Sample language in the playbook for contracts with PBMs says plan sponsors should insist that PBMs include “a full claims file” with all invoices for covered claims. The file should include “ingredient cost, dispensing fee, member cost share (e.g., co-pay, coinsurance) and any other amount (e.g., deductible, co-pay penalty) paid by the member on each claim.”
Further, “340B claims shall be clearly marked as such on the claims file,” the sample contract language says, and “all claims excluded from a pricing discount guarantee or guaranteed minimum rebate amount calculation shall be marked as such in the claim file, with unique and explicit identifiers which are explained to plan sponsor in writing.”
“Because 340B claims are not eligible for rebates, they may be omitted from rebate-per-script guarantees,” explained a different chapter of the playbook entitled “The Unintended Impact of 340B.”
The chapter said instead of serving low-income and uninsured patients as designed, 340B “enriches intermediaries across the supply chain, adding costs for purchasers and patients.”
“Rather than channel savings to enhance services for the targeted population, 340B has become a major profit center for intermediaries, who mark up the drugs and pocket the difference,” the chapter said. “The problem has been compounded as qualifying entities contract with other related entities to take advantage of the 340B pricing.

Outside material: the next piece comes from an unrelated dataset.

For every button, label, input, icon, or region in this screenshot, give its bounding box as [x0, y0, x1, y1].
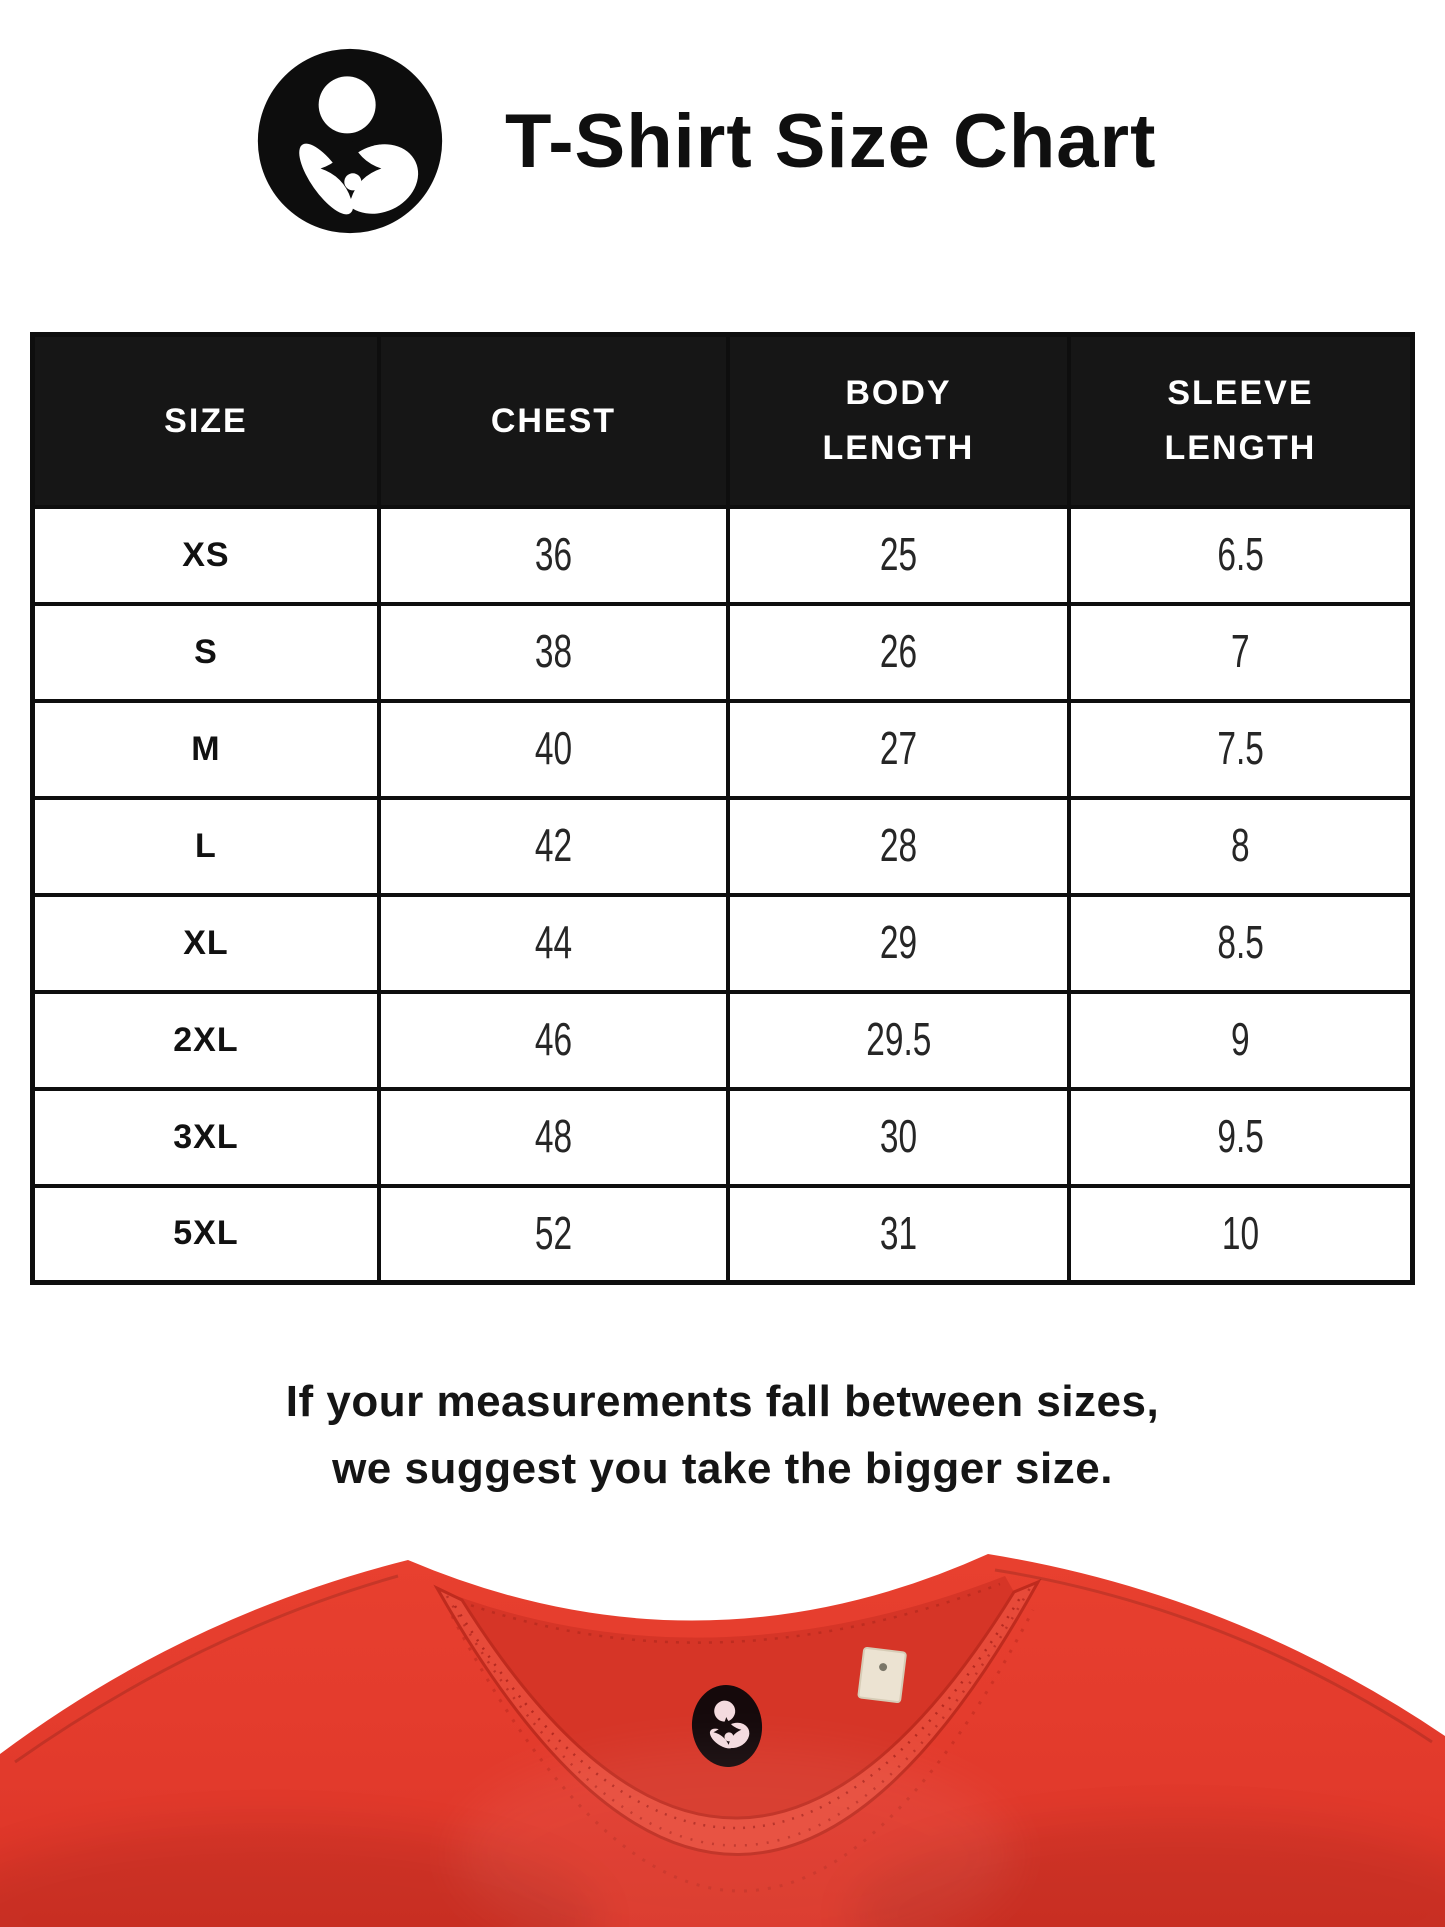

Instead of passing along savings to patients or purchasers, these entities usually pocket the difference between standard, inflated list prices and 340B prices as another source of profits.”
“The issue is further exacerbated by PBM contracts, since PBMs continue to establish the pricing at inflated list prices, but there are no rebates on 340B drugs (which are discounted heavily up front, leaving no room for rebates),” the chapter said. “This means that while intermediary profits on 340B drugs soar, purchaser costs increase substantially when 340B drugs are used (if the purchaser pays the same inflated list price without counter-balancing rebates).”